When we arrived at the Waterfront, where the Robben Island boat departs, we were eagerly waiting for the kids and grannies to arrive on their bus. As the vehicles pulled in, the children’s faces were pressed up against the windows, with each one smiling, excited and ready for the day ahead. The kids were split into groups of around ten, with one volunteer, staff member and granny prepped to look after them for the day.
As the enrichment trip is also meant to be educational for the children who attend, we’d organized pre-trip worksheets for the kids to fill in before they boarded the boat to Robben Island. This is used to assess the children’s current knowledge, which is then repeated a week later (when the trip is finished) to assess what they have learned throughout the day.
Having completed the pre-trip worksheets, together we queued for the boat. For the majority of the children (as well as the grannies), this was their first time on a boat and we didn’t know what to expect. Would there be a lot of sea-sick children? Just in case, we’d thought ahead and brought sick-bags along for the journey. Luckily, we didn’t have to use any!

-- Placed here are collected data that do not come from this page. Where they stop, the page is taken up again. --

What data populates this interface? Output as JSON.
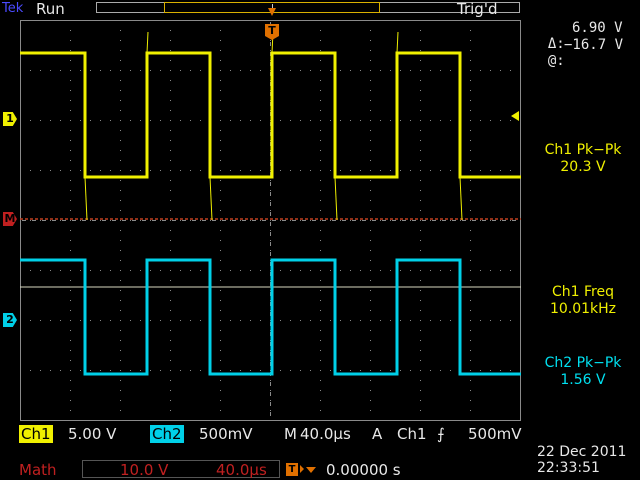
{
  "header": {
    "brand": "Tek",
    "run_state": "Run",
    "trigger_state": "Trig'd"
  },
  "cursor": {
    "delta_label": "Δ:",
    "delta_value": "6.90 V",
    "at_label": "@:",
    "at_value": "−16.7 V"
  },
  "measurements": [
    {
      "name": "Ch1 Pk−Pk",
      "value": "20.3 V",
      "color": "#f0f000"
    },
    {
      "name": "Ch1 Freq",
      "value": "10.01kHz",
      "color": "#f0f000"
    },
    {
      "name": "Ch2 Pk−Pk",
      "value": "1.56 V",
      "color": "#00e0f0"
    }
  ],
  "markers": {
    "ch1": "1",
    "math": "M",
    "ch2": "2",
    "trigger": "T"
  },
  "status": {
    "ch1_label": "Ch1",
    "ch1_scale": "5.00 V",
    "ch2_label": "Ch2",
    "ch2_scale": "500mV",
    "timebase_label": "M",
    "timebase": "40.0µs",
    "trigger_mode": "A",
    "trigger_source": "Ch1",
    "trigger_slope": "⨍",
    "trigger_level": "500mV",
    "math_label": "Math",
    "math_scale": "10.0 V",
    "math_time": "40.0µs",
    "trigger_delay": "0.00000 s",
    "date": "22 Dec 2011",
    "time": "22:33:51"
  },
  "colors": {
    "ch1": "#f0f000",
    "ch2": "#00d0e8",
    "math": "#c02020",
    "grid": "#8a8a8a"
  }
}
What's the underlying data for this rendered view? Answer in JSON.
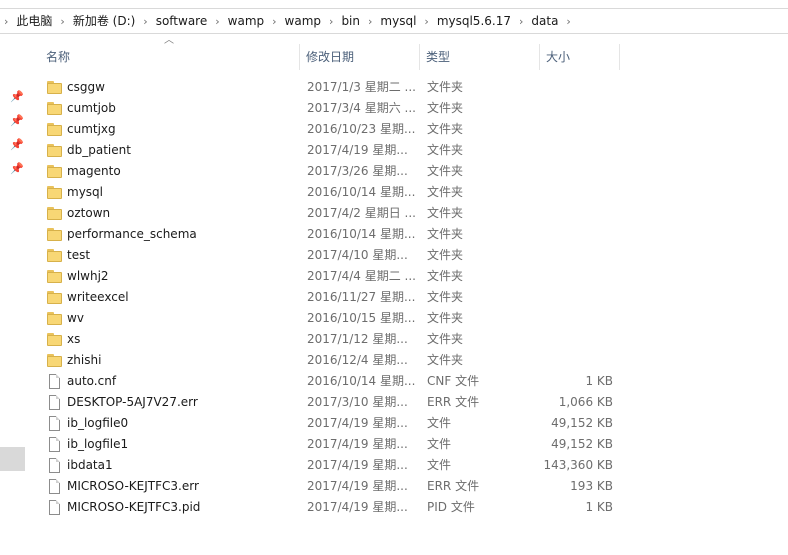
{
  "breadcrumb": [
    "此电脑",
    "新加卷 (D:)",
    "software",
    "wamp",
    "wamp",
    "bin",
    "mysql",
    "mysql5.6.17",
    "data"
  ],
  "columns": {
    "name": "名称",
    "date": "修改日期",
    "type": "类型",
    "size": "大小"
  },
  "files": [
    {
      "name": "csggw",
      "date": "2017/1/3 星期二 ...",
      "type": "文件夹",
      "size": "",
      "kind": "folder"
    },
    {
      "name": "cumtjob",
      "date": "2017/3/4 星期六 ...",
      "type": "文件夹",
      "size": "",
      "kind": "folder"
    },
    {
      "name": "cumtjxg",
      "date": "2016/10/23 星期...",
      "type": "文件夹",
      "size": "",
      "kind": "folder"
    },
    {
      "name": "db_patient",
      "date": "2017/4/19 星期...",
      "type": "文件夹",
      "size": "",
      "kind": "folder"
    },
    {
      "name": "magento",
      "date": "2017/3/26 星期...",
      "type": "文件夹",
      "size": "",
      "kind": "folder"
    },
    {
      "name": "mysql",
      "date": "2016/10/14 星期...",
      "type": "文件夹",
      "size": "",
      "kind": "folder"
    },
    {
      "name": "oztown",
      "date": "2017/4/2 星期日 ...",
      "type": "文件夹",
      "size": "",
      "kind": "folder"
    },
    {
      "name": "performance_schema",
      "date": "2016/10/14 星期...",
      "type": "文件夹",
      "size": "",
      "kind": "folder"
    },
    {
      "name": "test",
      "date": "2017/4/10 星期...",
      "type": "文件夹",
      "size": "",
      "kind": "folder"
    },
    {
      "name": "wlwhj2",
      "date": "2017/4/4 星期二 ...",
      "type": "文件夹",
      "size": "",
      "kind": "folder"
    },
    {
      "name": "writeexcel",
      "date": "2016/11/27 星期...",
      "type": "文件夹",
      "size": "",
      "kind": "folder"
    },
    {
      "name": "wv",
      "date": "2016/10/15 星期...",
      "type": "文件夹",
      "size": "",
      "kind": "folder"
    },
    {
      "name": "xs",
      "date": "2017/1/12 星期...",
      "type": "文件夹",
      "size": "",
      "kind": "folder"
    },
    {
      "name": "zhishi",
      "date": "2016/12/4 星期...",
      "type": "文件夹",
      "size": "",
      "kind": "folder"
    },
    {
      "name": "auto.cnf",
      "date": "2016/10/14 星期...",
      "type": "CNF 文件",
      "size": "1 KB",
      "kind": "file"
    },
    {
      "name": "DESKTOP-5AJ7V27.err",
      "date": "2017/3/10 星期...",
      "type": "ERR 文件",
      "size": "1,066 KB",
      "kind": "file"
    },
    {
      "name": "ib_logfile0",
      "date": "2017/4/19 星期...",
      "type": "文件",
      "size": "49,152 KB",
      "kind": "file"
    },
    {
      "name": "ib_logfile1",
      "date": "2017/4/19 星期...",
      "type": "文件",
      "size": "49,152 KB",
      "kind": "file"
    },
    {
      "name": "ibdata1",
      "date": "2017/4/19 星期...",
      "type": "文件",
      "size": "143,360 KB",
      "kind": "file"
    },
    {
      "name": "MICROSO-KEJTFC3.err",
      "date": "2017/4/19 星期...",
      "type": "ERR 文件",
      "size": "193 KB",
      "kind": "file"
    },
    {
      "name": "MICROSO-KEJTFC3.pid",
      "date": "2017/4/19 星期...",
      "type": "PID 文件",
      "size": "1 KB",
      "kind": "file"
    }
  ],
  "icons": {
    "folder": "folder-icon",
    "file": "file-icon",
    "pin": "pin-icon",
    "separator": "chevron-right-icon",
    "sort": "sort-up-icon"
  },
  "colors": {
    "folder": "#f8d775",
    "header_text": "#4c607a",
    "secondary_text": "#6d6d6d"
  }
}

Touring the Island and Nelson Mandela’s Cell
When we arrived on the island, we were shown around the grounds by a former prison inmate who had been imprisoned alongside Nelson Mandela. While it was meant to be a learning experience for the children, I too learned a lot. I was shocked by what I learned about the treatment of inmates purely down to the color of their skin, and it gave me a new-found respect for the grannies, all whom had lived through the Apartheid era. It made me feel ashamed for what once was, but I was proud of the African Impact team and grannies for making this day so spectacular.
The trip to Robben Island makes me want to continue fundraising for the African Impact Foundation and I’m excited about being part of future trips. GAPA now has a big place in my heart, both for the children there and the amazing job the grannies do.
I know I want to do what I can to start fundraising for their next trip and encourage you to get involved too.